3.  Collect more accurate average wholesale prices from drug pricing catalogs or other sources.  This option would entail requiring manufacturers or wholesalers to provide their pricing information or catalogues to an appropriate commission or federal agency.  Protection of the confidentiality of proprietary data could be guaranteed in the authorizing statute.

4.  Increase the discounting of the published AWP.  If this option were used, a provision would be needed to prevent manufacturers from just raising AWP by an amount greater than the newly discounted rate.   

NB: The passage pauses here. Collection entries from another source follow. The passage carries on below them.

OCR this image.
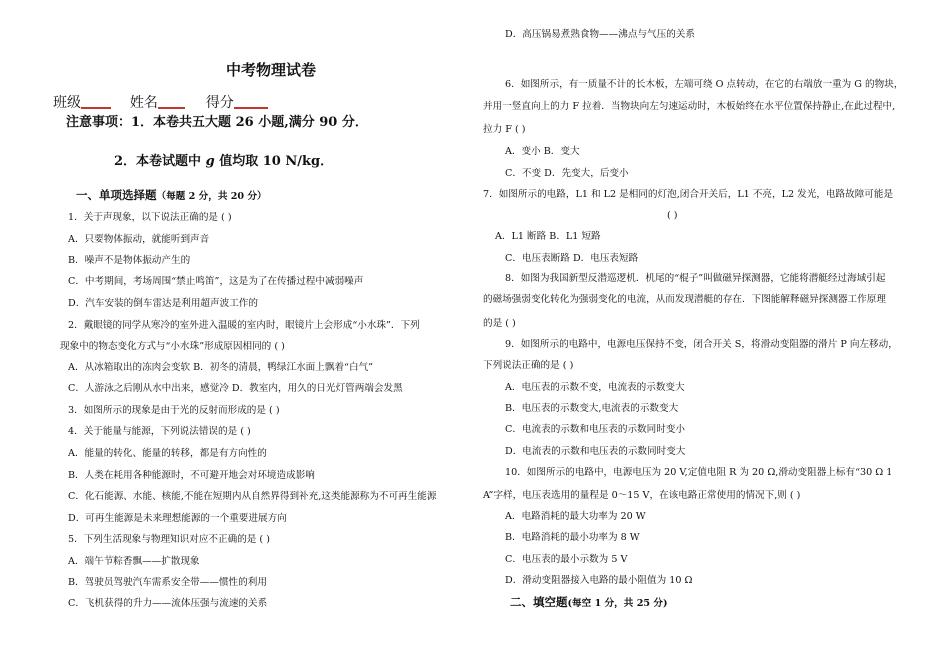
中考物理试卷
班级	姓名	得分
注意事项：1．本卷共五大题 26 小题,满分 90 分．
2．本卷试题中 g 值均取 10 N/kg．
一、单项选择题（每题 2 分，共 20 分）
1．关于声现象，以下说法正确的是 ( )
A．只要物体振动，就能听到声音
B．噪声不是物体振动产生的
C．中考期间，考场周围“禁止鸣笛”，这是为了在传播过程中减弱噪声
D．汽车安装的倒车雷达是利用超声波工作的
2．戴眼镜的同学从寒冷的室外进入温暖的室内时，眼镜片上会形成“小水珠”．下列
现象中的物态变化方式与“小水珠”形成原因相同的 ( )
A．从冰箱取出的冻肉会变软 B．初冬的清晨，鸭绿江水面上飘着“白气”
C．人游泳之后刚从水中出来，感觉冷 D．教室内，用久的日光灯管两端会发黑
3．如图所示的现象是由于光的反射而形成的是 ( )
4．关于能量与能源，下列说法错误的是 ( )
A．能量的转化、能量的转移，都是有方向性的
B．人类在耗用各种能源时，不可避开地会对环境造成影响
C．化石能源、水能、核能,不能在短期内从自然界得到补充,这类能源称为不可再生能源
D．可再生能源是未来理想能源的一个重要进展方向
5．下列生活现象与物理知识对应不正确的是 ( )
A．端午节粽香飘——扩散现象
B．驾驶员驾驶汽车需系安全带——惯性的利用
C．飞机获得的升力——流体压强与流速的关系
D．高压锅易煮熟食物——沸点与气压的关系
6．如图所示，有一质量不计的长木板，左端可绕 O 点转动，在它的右端放一重为 G 的物块，
并用一竖直向上的力 F 拉着．当物块向左匀速运动时，木板始终在水平位置保持静止,在此过程中,
拉力 F ( )
A．变小 B．变大
C．不变 D．先变大，后变小
7．如图所示的电路，L1 和 L2 是相同的灯泡,闭合开关后，L1 不亮，L2 发光，电路故障可能是
( )
A．L1 断路 B．L1 短路
C．电压表断路 D．电压表短路
8．如图为我国新型反潜巡逻机．机尾的“棍子”叫做磁异探测器，它能将潜艇经过海域引起
的磁场强弱变化转化为强弱变化的电流，从而发现潜艇的存在．下图能解释磁异探测器工作原理
的是 ( )
9．如图所示的电路中，电源电压保持不变，闭合开关 S，将滑动变阻器的滑片 P 向左移动，
下列说法正确的是 ( )
A．电压表的示数不变，电流表的示数变大
B．电压表的示数变大,电流表的示数变大
C．电流表的示数和电压表的示数同时变小
D．电流表的示数和电压表的示数同时变大
10．如图所示的电路中，电源电压为 20 V,定值电阻 R 为 20 Ω,滑动变阻器上标有“30 Ω 1
A”字样，电压表选用的量程是 0～15 V，在该电路正常使用的情况下,则 ( )
A．电路消耗的最大功率为 20 W
B．电路消耗的最小功率为 8 W
C．电压表的最小示数为 5 V
D．滑动变阻器接入电路的最小阻值为 10 Ω
二、填空题(每空 1 分，共 25 分)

5.  Base payment on physician/supplier acquisition costs.  This option would require obtaining invoices of actual payments made.  Payment could not be based solely on the listed invoice price as that price often gets discounted by rebates and volume discounts.  Net cost would need to be obtained and this might be difficult because many of the manufacturers rebates are not calculated until the end of the year.  Additionally, since Medicare would be reimbursing drugs based on cost there would be little incentive to get the best price.  

6.  Establish manufacturers' rebates similar to those used in the Medicaid program.  A Medicare rebate program could be modeled on Medicaid's program.  However, if a Medicare rebate  program were used in conjunction with, instead of as a replacement for the current AWP system, then the rebates should be based on AWP rather than the AMP used by Medicaid.  This would minimize manufacturers' incentives to inflate AWP because rebates would increase as AWP increased.

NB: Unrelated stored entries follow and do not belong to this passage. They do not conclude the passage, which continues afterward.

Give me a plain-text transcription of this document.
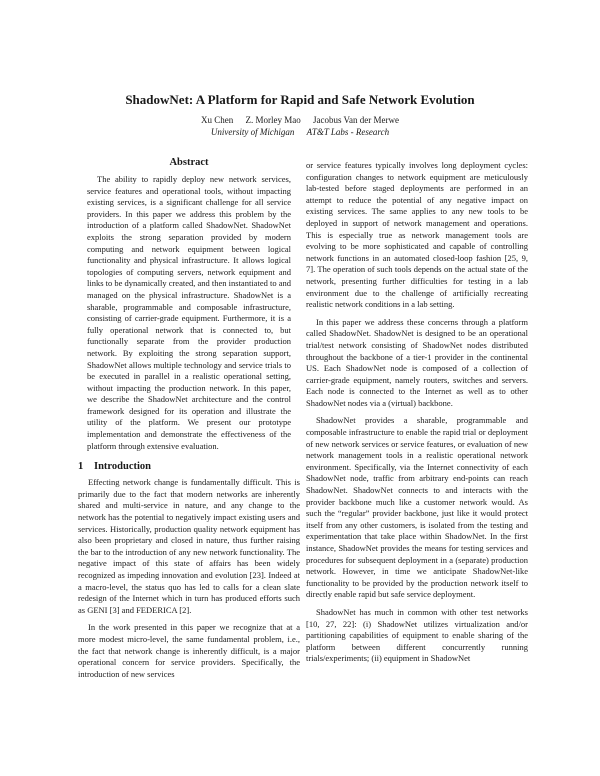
ShadowNet: A Platform for Rapid and Safe Network Evolution
Xu Chen Z. Morley Mao Jacobus Van der Merwe
University of Michigan AT&T Labs - Research
Abstract

The ability to rapidly deploy new network services, service features and operational tools, without impacting existing services, is a significant challenge for all service providers. In this paper we address this problem by the introduction of a platform called ShadowNet. ShadowNet exploits the strong separation provided by modern computing and network equipment between logical functionality and physical infrastructure. It allows logical topologies of computing servers, network equipment and links to be dynamically created, and then instantiated to and managed on the physical infrastructure. ShadowNet is a sharable, programmable and composable infrastructure, consisting of carrier-grade equipment. Furthermore, it is a fully operational network that is connected to, but functionally separate from the provider production network. By exploiting the strong separation support, ShadowNet allows multiple technology and service trials to be executed in parallel in a realistic operational setting, without impacting the production network. In this paper, we describe the ShadowNet architecture and the control framework designed for its operation and illustrate the utility of the platform. We present our prototype implementation and demonstrate the effectiveness of the platform through extensive evaluation.

1 Introduction

Effecting network change is fundamentally difficult. This is primarily due to the fact that modern networks are inherently shared and multi-service in nature, and any change to the network has the potential to negatively impact existing users and services. Historically, production quality network equipment has also been proprietary and closed in nature, thus further raising the bar to the introduction of any new network functionality. The negative impact of this state of affairs has been widely recognized as impeding innovation and evolution [23]. Indeed at a macro-level, the status quo has led to calls for a clean slate redesign of the Internet which in turn has produced efforts such as GENI [3] and FEDERICA [2].

In the work presented in this paper we recognize that at a more modest micro-level, the same fundamental problem, i.e., the fact that network change is inherently difficult, is a major operational concern for service providers. Specifically, the introduction of new services

or service features typically involves long deployment cycles: configuration changes to network equipment are meticulously lab-tested before staged deployments are performed in an attempt to reduce the potential of any negative impact on existing services. The same applies to any new tools to be deployed in support of network management and operations. This is especially true as network management tools are evolving to be more sophisticated and capable of controlling network functions in an automated closed-loop fashion [25, 9, 7]. The operation of such tools depends on the actual state of the network, presenting further difficulties for testing in a lab environment due to the challenge of artificially recreating realistic network conditions in a lab setting.

In this paper we address these concerns through a platform called ShadowNet. ShadowNet is designed to be an operational trial/test network consisting of ShadowNet nodes distributed throughout the backbone of a tier-1 provider in the continental US. Each ShadowNet node is composed of a collection of carrier-grade equipment, namely routers, switches and servers. Each node is connected to the Internet as well as to other ShadowNet nodes via a (virtual) backbone.

ShadowNet provides a sharable, programmable and composable infrastructure to enable the rapid trial or deployment of new network services or service features, or evaluation of new network management tools in a realistic operational network environment. Specifically, via the Internet connectivity of each ShadowNet node, traffic from arbitrary end-points can reach ShadowNet. ShadowNet connects to and interacts with the provider backbone much like a customer network would. As such the “regular” provider backbone, just like it would protect itself from any other customers, is isolated from the testing and experimentation that take place within ShadowNet. In the first instance, ShadowNet provides the means for testing services and procedures for subsequent deployment in a (separate) production network. However, in time we anticipate ShadowNet-like functionality to be provided by the production network itself to directly enable rapid but safe service deployment.

ShadowNet has much in common with other test networks [10, 27, 22]: (i) ShadowNet utilizes virtualization and/or partitioning capabilities of equipment to enable sharing of the platform between different concurrently running trials/experiments; (ii) equipment in ShadowNet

7.  Create a fee schedule for covered drugs based on the Federal Supply Schedule negotiated by the Department of Veterans Affairs.  The payment amounts could be set at the Federal Supply Schedule price or that price plus a certain percentage.

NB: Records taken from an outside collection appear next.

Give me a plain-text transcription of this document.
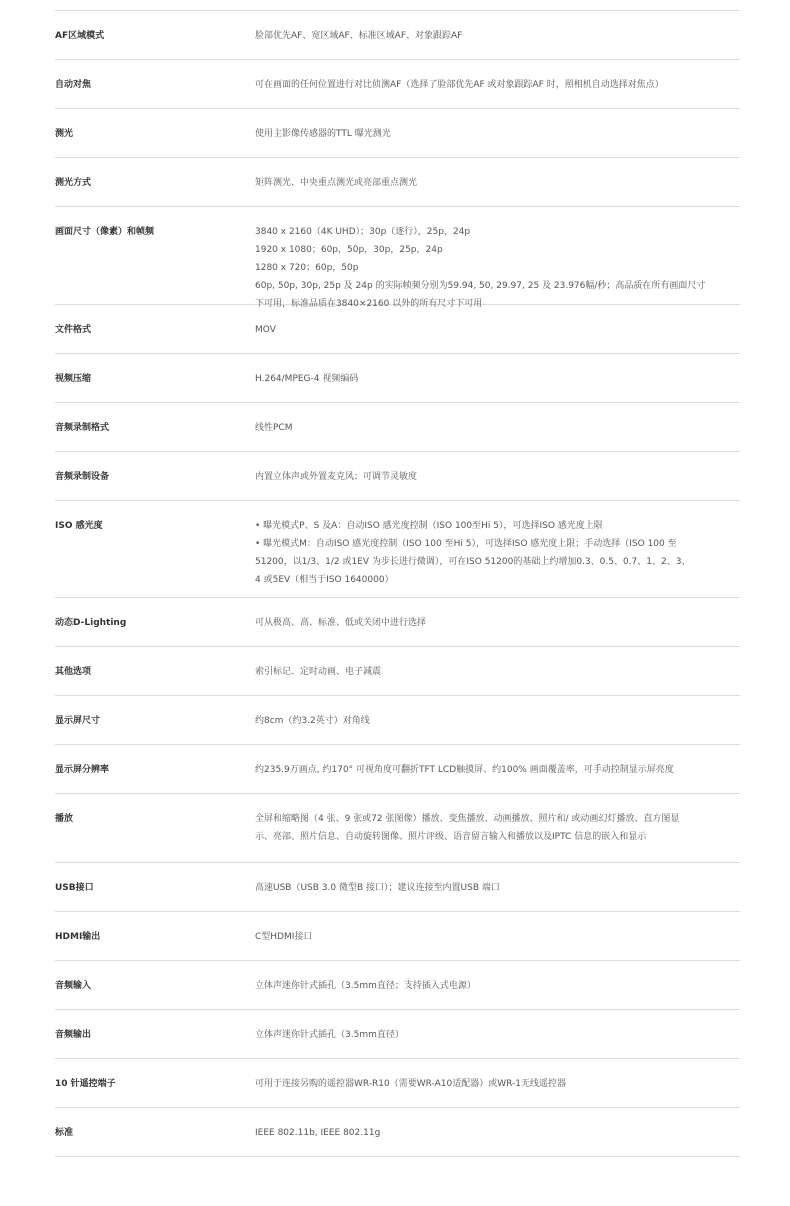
AF区域模式	脸部优先AF、宽区域AF、标准区域AF、对象跟踪AF
自动对焦	可在画面的任何位置进行对比侦测AF（选择了脸部优先AF 或对象跟踪AF 时，照相机自动选择对焦点）
测光	使用主影像传感器的TTL 曝光测光
测光方式	矩阵测光、中央重点测光或亮部重点测光
画面尺寸（像素）和帧频	3840 x 2160（4K UHD）；30p（逐行），25p，24p
1920 x 1080；60p，50p，30p，25p，24p
1280 x 720；60p，50p
60p, 50p, 30p, 25p 及 24p 的实际帧频分别为59.94, 50, 29.97, 25 及 23.976幅/秒；高品质在所有画面尺寸
下可用，标准品质在3840×2160 以外的所有尺寸下可用
文件格式	MOV
视频压缩	H.264/MPEG-4 视频编码
音频录制格式	线性PCM
音频录制设备	内置立体声或外置麦克风；可调节灵敏度
ISO 感光度	• 曝光模式P、S 及A：自动ISO 感光度控制（ISO 100至Hi 5），可选择ISO 感光度上限
• 曝光模式M：自动ISO 感光度控制（ISO 100 至Hi 5），可选择ISO 感光度上限；手动选择（ISO 100 至
51200，以1/3、1/2 或1EV 为步长进行微调），可在ISO 51200的基础上约增加0.3、0.5、0.7、1、2、3、
4 或5EV（相当于ISO 1640000）
动态D-Lighting	可从极高、高、标准、低或关闭中进行选择
其他选项	索引标记、定时动画、电子减震
显示屏尺寸	约8cm（约3.2英寸）对角线
显示屏分辨率	约235.9万画点, 约170° 可视角度可翻折TFT LCD触摸屏、约100% 画面覆盖率，可手动控制显示屏亮度
播放	全屏和缩略图（4 张、9 张或72 张图像）播放、变焦播放、动画播放、照片和/ 或动画幻灯播放、直方图显
示、亮部、照片信息、自动旋转图像、照片评级、语音留言输入和播放以及IPTC 信息的嵌入和显示
USB接口	高速USB（USB 3.0 微型B 接口）；建议连接至内置USB 端口
HDMI输出	C型HDMI接口
音频输入	立体声迷你针式插孔（3.5mm直径；支持插入式电源）
音频输出	立体声迷你针式插孔（3.5mm直径）
10 针遥控端子	可用于连接另购的遥控器WR-R10（需要WR-A10适配器）或WR-1无线遥控器
标准	IEEE 802.11b, IEEE 802.11g
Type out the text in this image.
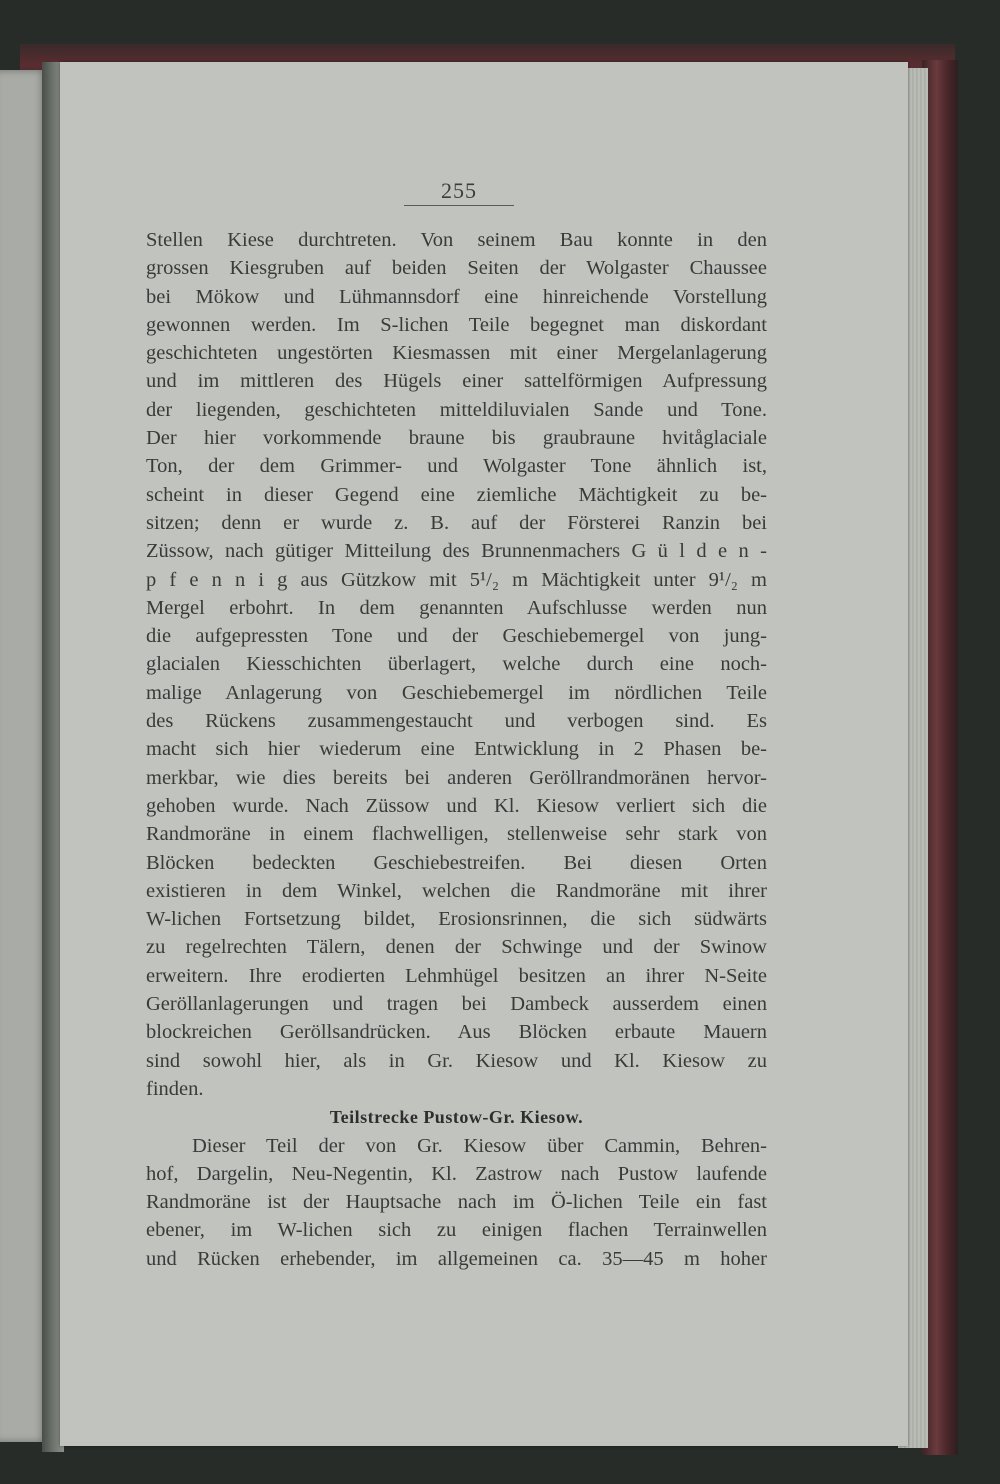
255
Stellen Kiese durchtreten. Von seinem Bau konnte in den
grossen Kiesgruben auf beiden Seiten der Wolgaster Chaussee
bei Mökow und Lühmannsdorf eine hinreichende Vorstellung
gewonnen werden. Im S-lichen Teile begegnet man diskordant
geschichteten ungestörten Kiesmassen mit einer Mergelanlagerung
und im mittleren des Hügels einer sattelförmigen Aufpressung
der liegenden, geschichteten mitteldiluvialen Sande und Tone.
Der hier vorkommende braune bis graubraune hvitåglaciale
Ton, der dem Grimmer- und Wolgaster Tone ähnlich ist,
scheint in dieser Gegend eine ziemliche Mächtigkeit zu be-
sitzen; denn er wurde z. B. auf der Försterei Ranzin bei
Züssow, nach gütiger Mitteilung des Brunnenmachers G ü l d e n -
p f e n n i g aus Gützkow mit 5¹/₂ m Mächtigkeit unter 9¹/₂ m
Mergel erbohrt. In dem genannten Aufschlusse werden nun
die aufgepressten Tone und der Geschiebemergel von jung-
glacialen Kiesschichten überlagert, welche durch eine noch-
malige Anlagerung von Geschiebemergel im nördlichen Teile
des Rückens zusammengestaucht und verbogen sind. Es
macht sich hier wiederum eine Entwicklung in 2 Phasen be-
merkbar, wie dies bereits bei anderen Geröllrandmoränen hervor-
gehoben wurde. Nach Züssow und Kl. Kiesow verliert sich die
Randmoräne in einem flachwelligen, stellenweise sehr stark von
Blöcken bedeckten Geschiebestreifen. Bei diesen Orten
existieren in dem Winkel, welchen die Randmoräne mit ihrer
W-lichen Fortsetzung bildet, Erosionsrinnen, die sich südwärts
zu regelrechten Tälern, denen der Schwinge und der Swinow
erweitern. Ihre erodierten Lehmhügel besitzen an ihrer N-Seite
Geröllanlagerungen und tragen bei Dambeck ausserdem einen
blockreichen Geröllsandrücken. Aus Blöcken erbaute Mauern
sind sowohl hier, als in Gr. Kiesow und Kl. Kiesow zu
finden.
Teilstrecke Pustow-Gr. Kiesow.
Dieser Teil der von Gr. Kiesow über Cammin, Behren-
hof, Dargelin, Neu-Negentin, Kl. Zastrow nach Pustow laufende
Randmoräne ist der Hauptsache nach im Ö-lichen Teile ein fast
ebener, im W-lichen sich zu einigen flachen Terrainwellen
und Rücken erhebender, im allgemeinen ca. 35—45 m hoher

8.  Use CMS's inherent reasonableness authority.  This authority allows CMS to reduce its payment rates if it can be shown that payment amounts are excessive.  A recent study by the General Accounting Office (GAO), mandated by the Congress, found this authority to be appropriate,  and it supported some recent studies performed by CMS in its proposed used of it.  According to the law which mandate the GAO study, the inherent reasonableness authority may be used as soon as CMS promulgates regulations for it.

9.  Use competitive bidding.  The CMS currently has the authority to demonstrate the efficacy of competitive bidding for medical supplies.  The demonstrations have already proven that inhalation drugs can be obtained at prices lower than 95 percent of AWP.  A statutory amendment to make general use of this authority might be appropriate, at least for some categories of drugs, particularly those which are provided by a small number of suppliers or by mail-order firms.  

Conclusion  

There can be no doubt that Medicare pays too much for prescription drugs.  This finding has been confirmed year after year.  At the same time, Medicare payments overall, including excessive amounts, are increasing substantially.  This adversely affects the Medicare trust fund and Medicare's beneficiaries, who are responsible for 20 percent of the bill.  While no payment method will perfectly address all conceivable technical problems, many options are available that are superior to the current payment method, with its misleading nomenclature and artificially inflated prices.  Currently, Medicare payments are being set not by the Medicare program but by  drug manufacturers and indirectly by health care providers.  Until this problem is corrected Medicare and its beneficiaries will unnecessarily pay more and more each year.

I hope this testimony has been constructive in explaining the problem and offering some ideas for its solution.